Je le prends et enfouis mon visage dedans, chamboulée par toutes les émotions qui me reviennent à travers le contenu de cette mallette.

Le réfectoire est en fait une grande salle à manger avec une trentaine de places. Nous occupons déjà plus de la moitié de la place ; le reste est libre, comme si nous étions seuls dans la base. Le repas qu'on nous sert est constitué de pommes de terre, de haricots verts et de steak haché, avec en dessert des yaourts natures. Rien d'exceptionnel.
Aucun d'entre nous ne parle. Je crois que nous sommes tous sous le choc après la découverte de nos affaires.
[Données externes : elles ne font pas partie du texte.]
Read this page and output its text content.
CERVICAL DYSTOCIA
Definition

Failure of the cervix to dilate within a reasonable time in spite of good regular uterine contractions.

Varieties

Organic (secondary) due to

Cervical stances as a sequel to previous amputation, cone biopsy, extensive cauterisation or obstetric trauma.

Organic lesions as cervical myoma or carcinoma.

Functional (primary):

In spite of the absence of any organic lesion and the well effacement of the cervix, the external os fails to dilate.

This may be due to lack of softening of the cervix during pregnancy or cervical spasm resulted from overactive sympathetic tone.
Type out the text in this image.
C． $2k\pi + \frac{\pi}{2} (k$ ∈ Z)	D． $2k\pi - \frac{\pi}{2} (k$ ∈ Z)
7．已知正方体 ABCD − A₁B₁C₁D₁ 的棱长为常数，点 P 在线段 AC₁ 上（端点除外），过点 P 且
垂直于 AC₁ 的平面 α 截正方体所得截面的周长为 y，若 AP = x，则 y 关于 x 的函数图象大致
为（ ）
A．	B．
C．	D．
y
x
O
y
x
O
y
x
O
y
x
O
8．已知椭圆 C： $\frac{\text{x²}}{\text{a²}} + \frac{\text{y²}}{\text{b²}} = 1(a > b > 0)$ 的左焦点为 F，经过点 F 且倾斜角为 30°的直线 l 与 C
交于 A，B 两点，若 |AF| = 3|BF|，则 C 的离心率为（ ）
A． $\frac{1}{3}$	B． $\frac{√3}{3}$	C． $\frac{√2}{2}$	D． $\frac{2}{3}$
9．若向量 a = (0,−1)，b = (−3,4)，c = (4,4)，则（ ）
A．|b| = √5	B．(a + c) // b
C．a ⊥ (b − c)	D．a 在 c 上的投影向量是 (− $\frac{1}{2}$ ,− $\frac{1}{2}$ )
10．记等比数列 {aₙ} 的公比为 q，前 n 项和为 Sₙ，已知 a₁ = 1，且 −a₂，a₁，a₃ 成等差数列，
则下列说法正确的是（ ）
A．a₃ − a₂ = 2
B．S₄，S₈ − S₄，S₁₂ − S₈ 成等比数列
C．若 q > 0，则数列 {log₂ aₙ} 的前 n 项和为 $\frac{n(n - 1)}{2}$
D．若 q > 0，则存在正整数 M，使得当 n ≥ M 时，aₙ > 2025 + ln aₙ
Le portable de Matthias sonne, ce qui brise le silence profondément installé. Il sursaute et grimace en décrochant. Il s'éloigne, mais bizarrement, même alors qu'il est à cinq mètre au-delà de la table, j'entends son interlocuteur lui parler au téléphone. Il doit s'agit d'une jeune femme, si j'en crois à sa voix.

- Alors ? Qu'ont-t-ils répondu ?

- Ils acceptent tous. Ils ont l'air volontaires.

- Parfait. Mon supérieur sera content. Bon travail, Matthias.

- Je n'ai rien fait de spécial. Comment ça évolue ?

- Mal. Nous avons vraiment besoin de ces phénomènes.

- Pourrais-tu utiliser un autre mot que... « phénomènes » ? C'est...

- Je sais. Et ils ont pris comment la nouvelle ?

- Je ne sais pas tellement. Ils sont bouleversés, déstabilisés et effrayés, je pense. Voire en colère. Surtout Mat.

- Mmm, Matthieu a toujours été vif et... assez bourrin, en fin de compte.

Je me désintéresse de la conversation téléphonique et me met à paniquer. J'ai bien des capacités anormales : n'importe qui n'aurait pas pu entendre cette discussion.